Until August 30, adult Californians who refused to join a posse could be fined up to $1,000 under section 150 of the state’s penal code. But on that date, the governor signed SB 192, so that requirement is now a thing of the past.
You can still join a posse voluntarily, of course, you just can’t be forced to do it.
Since 1872, the law in California has said this:
Every able-bodied person above 18 years of age who neglects or refuses to join the posse comitatus or power of the county, by neglecting or refusing to aid and assist in taking or arresting any person against whom there may be issued any process, or by neglecting to aid and assist in retaking any person who… may have escaped from arrest or imprisonment, or by neglecting or refusing to aid and assist in preventing any breach of the peace, or the commission of any criminal offense, being thereto lawfully required by any [officer or judge] is punishable by a fine of not less than fifty dollars ($50) nor more than one thousand dollars ($1,000).

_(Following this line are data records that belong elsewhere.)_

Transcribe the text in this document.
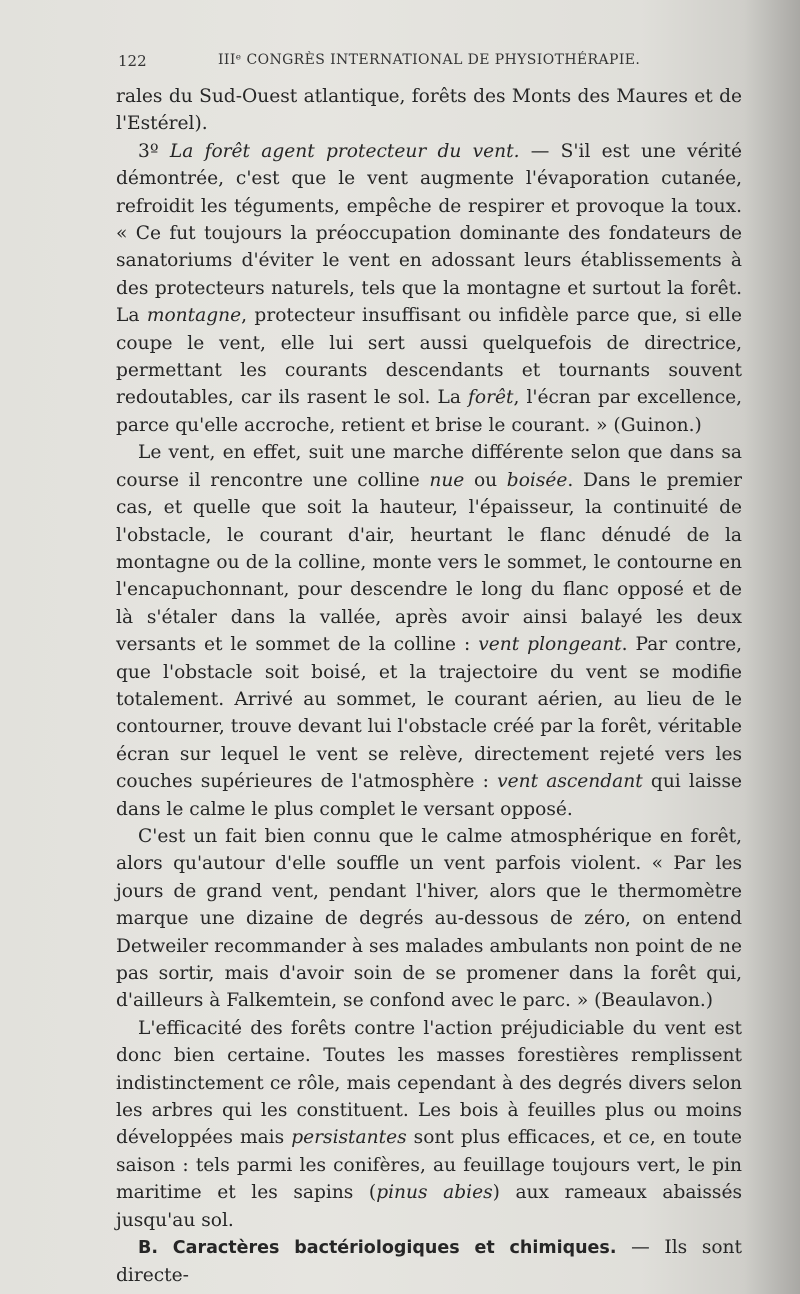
122	IIIᵉ CONGRÈS INTERNATIONAL DE PHYSIOTHÉRAPIE.

rales du Sud-Ouest atlantique, forêts des Monts des Maures et de l'Estérel).

3º La forêt agent protecteur du vent. — S'il est une vérité démontrée, c'est que le vent augmente l'évaporation cutanée, refroidit les téguments, empêche de respirer et provoque la toux. « Ce fut toujours la préoccupation dominante des fondateurs de sanatoriums d'éviter le vent en adossant leurs établissements à des protecteurs naturels, tels que la montagne et surtout la forêt. La montagne, protecteur insuffisant ou infidèle parce que, si elle coupe le vent, elle lui sert aussi quelquefois de directrice, permettant les courants descendants et tournants souvent redoutables, car ils rasent le sol. La forêt, l'écran par excellence, parce qu'elle accroche, retient et brise le courant. » (Guinon.)

Le vent, en effet, suit une marche différente selon que dans sa course il rencontre une colline nue ou boisée. Dans le premier cas, et quelle que soit la hauteur, l'épaisseur, la continuité de l'obstacle, le courant d'air, heurtant le flanc dénudé de la montagne ou de la colline, monte vers le sommet, le contourne en l'encapuchonnant, pour descendre le long du flanc opposé et de là s'étaler dans la vallée, après avoir ainsi balayé les deux versants et le sommet de la colline : vent plongeant. Par contre, que l'obstacle soit boisé, et la trajectoire du vent se modifie totalement. Arrivé au sommet, le courant aérien, au lieu de le contourner, trouve devant lui l'obstacle créé par la forêt, véritable écran sur lequel le vent se relève, directement rejeté vers les couches supérieures de l'atmosphère : vent ascendant qui laisse dans le calme le plus complet le versant opposé.

C'est un fait bien connu que le calme atmosphérique en forêt, alors qu'autour d'elle souffle un vent parfois violent. « Par les jours de grand vent, pendant l'hiver, alors que le thermomètre marque une dizaine de degrés au-dessous de zéro, on entend Detweiler recommander à ses malades ambulants non point de ne pas sortir, mais d'avoir soin de se promener dans la forêt qui, d'ailleurs à Falkemtein, se confond avec le parc. » (Beaulavon.)

L'efficacité des forêts contre l'action préjudiciable du vent est donc bien certaine. Toutes les masses forestières remplissent indistinctement ce rôle, mais cependant à des degrés divers selon les arbres qui les constituent. Les bois à feuilles plus ou moins développées mais persistantes sont plus efficaces, et ce, en toute saison : tels parmi les conifères, au feuillage toujours vert, le pin maritime et les sapins (pinus abies) aux rameaux abaissés jusqu'au sol.

B. Caractères bactériologiques et chimiques. — Ils sont directe-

Most people are familiar with the word “posse” from movies, I think, but few realize that in most states—apparently all but four—it is in fact still illegal for them not to join a posse if the sheriff demands it. (I made fun of South Carolina for this in my book, The Emergency Sasquatch Ordinance, somehow still available on Amazon to this very day, but I was just picking on it as an example.) These laws date back not just to the original 13 colonies but all the way back to ninth-century England, according to this excellent post (excellent but longer law-review version here).
Today, of course, we have ginormous police forces who are very, very, very, very heavily armed and often quite eager to use those arms, but until pretty recently such a thing did not exist. If there was a problem that took more than one county sheriff to solve, he had to go out and get people to help him, which he did by exercising the “power of the county,” or posse comitatus. It was the duty of every able-bodied citizen to join if necessary.
Sort of like jury duty, but with guns.
Although it sounds like great fun, there just aren’t as many opportunities to form posses as there used to be. According to the state legislature’s bill analysis, it could not find any examples of the California Posse Comitatus Act of 1872 being put to use in the last 50 years. This is a little surprising, since the list of officers who theoretically have the power to force compliance include everybody from the Highway Patrol to the marshal of the California State Fair. But maybe they didn’t know they could use it. Too late now.
The repeal measure passed overwhelmingly. It was unanimous in the state Senate, and 63-5 in the Assembly. Only one group seems to have filed an argument in opposition. Can you guess who? Yes, the California State Sheriffs’ Association. “We are unfamiliar with concerns with this statute other than it was enacted many years ago and carries a fine for a person who disobeys it,” the sheriffs said. Yes, just because something was enacted during Ulysses S. Grant’s first term doesn’t mean it isn’t useful today, if you might be able to punish somebody with it. That’s what I always say.